What intrigued Abrams wasn't so much the why of the power going out - though he promises the whys will be explained in due time - but rather the saga that results from its absence. Here is a raging new twist on the Swiss Family Robinson, people challenged by the dicey wish fulfilment of a world no longer in thrall to technology.
"When the power goes out, the structure of society would shift enormously," Abrams says.
"The people who are in control are more likely to fall by the wayside and not know how to handle anything. The have-nots will know how to live in that world and will become the most powerful."

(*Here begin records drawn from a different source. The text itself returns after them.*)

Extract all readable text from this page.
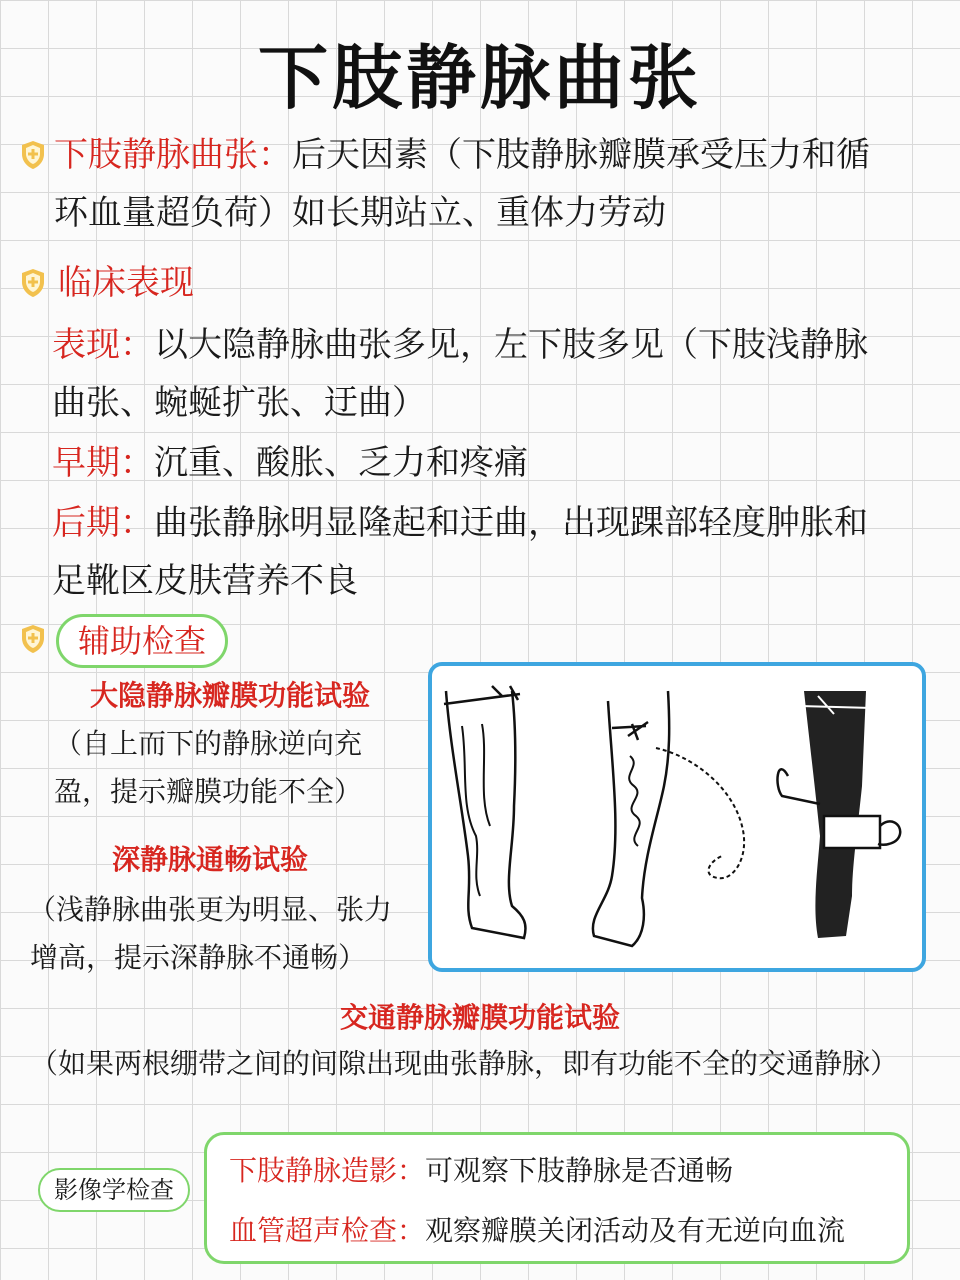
下肢静脉曲张
下肢静脉曲张：后天因素（下肢静脉瓣膜承受压力和循
环血量超负荷）如长期站立、重体力劳动
临床表现
表现：以大隐静脉曲张多见，左下肢多见（下肢浅静脉
曲张、蜿蜒扩张、迂曲）
早期：沉重、酸胀、乏力和疼痛
后期：曲张静脉明显隆起和迂曲，出现踝部轻度肿胀和
足靴区皮肤营养不良
辅助检查
大隐静脉瓣膜功能试验
（自上而下的静脉逆向充
盈，提示瓣膜功能不全）
深静脉通畅试验
（浅静脉曲张更为明显、张力
增高，提示深静脉不通畅）
交通静脉瓣膜功能试验
（如果两根绷带之间的间隙出现曲张静脉，即有功能不全的交通静脉）
影像学检查
下肢静脉造影：可观察下肢静脉是否通畅
血管超声检查：观察瓣膜关闭活动及有无逆向血流
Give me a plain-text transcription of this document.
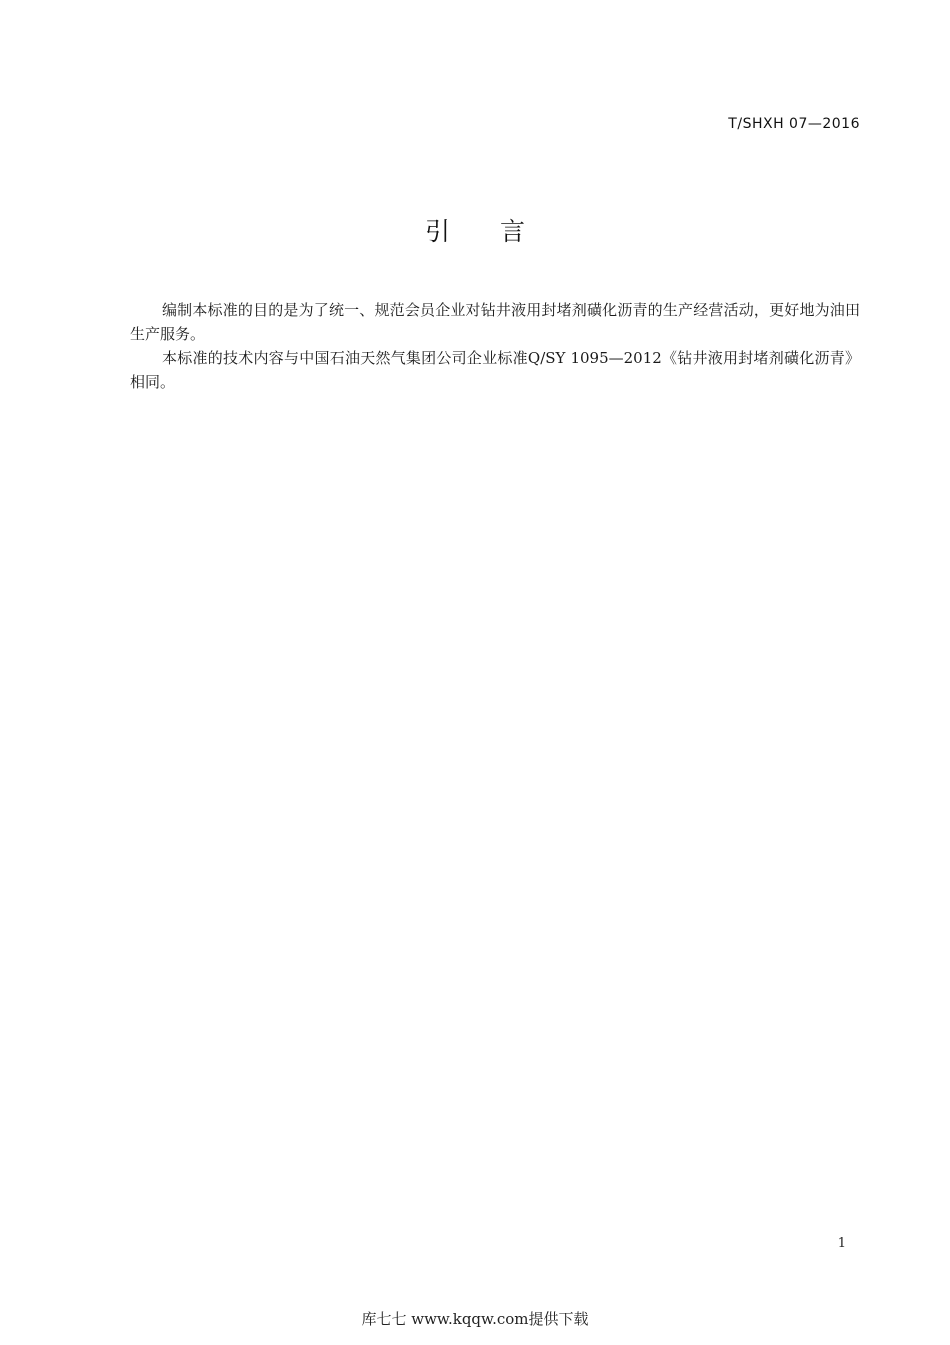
T/SHXH 07—2016
引　　言

编制本标准的目的是为了统一、规范会员企业对钻井液用封堵剂磺化沥青的生产经营活动，更好地为油田生产服务。

本标准的技术内容与中国石油天然气集团公司企业标准Q/SY 1095—2012《钻井液用封堵剂磺化沥青》相同。

1
库七七 www.kqqw.com提供下载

What seems to engage Abrams most isn't whys but what-ifs, particularly when his characters face the encroachment of technology.
"I think the connection between flesh and the machine is fascinating and relevant," he says. "I don't know what's more relevant than that today. It's a big part of Revolution, as well as Fringe and Person of Interest."
While Fringe and Person of Interest are steeped in the technology they investigate, Revolution is giving Abrams a chance to address his favourite issues while catching his breath in its more primitive setting.
"Today, information is instantaneous," he says.
"People know too much too soon and the whole world witnesses every moment. The more this happens, the harder it is to tell stories. It really undermines the possibility of ... someone with taste and intellect being able to help you determine a point of view."
Who: JJ Abrams, creator of TV's Lost, Person of Interest, Fringe.
What: His latest series Revolution.
When and where: Opening episode tonight, TV2, 9.30pm. Second episode tomorrow 9.30pm, which will be its usual time slot.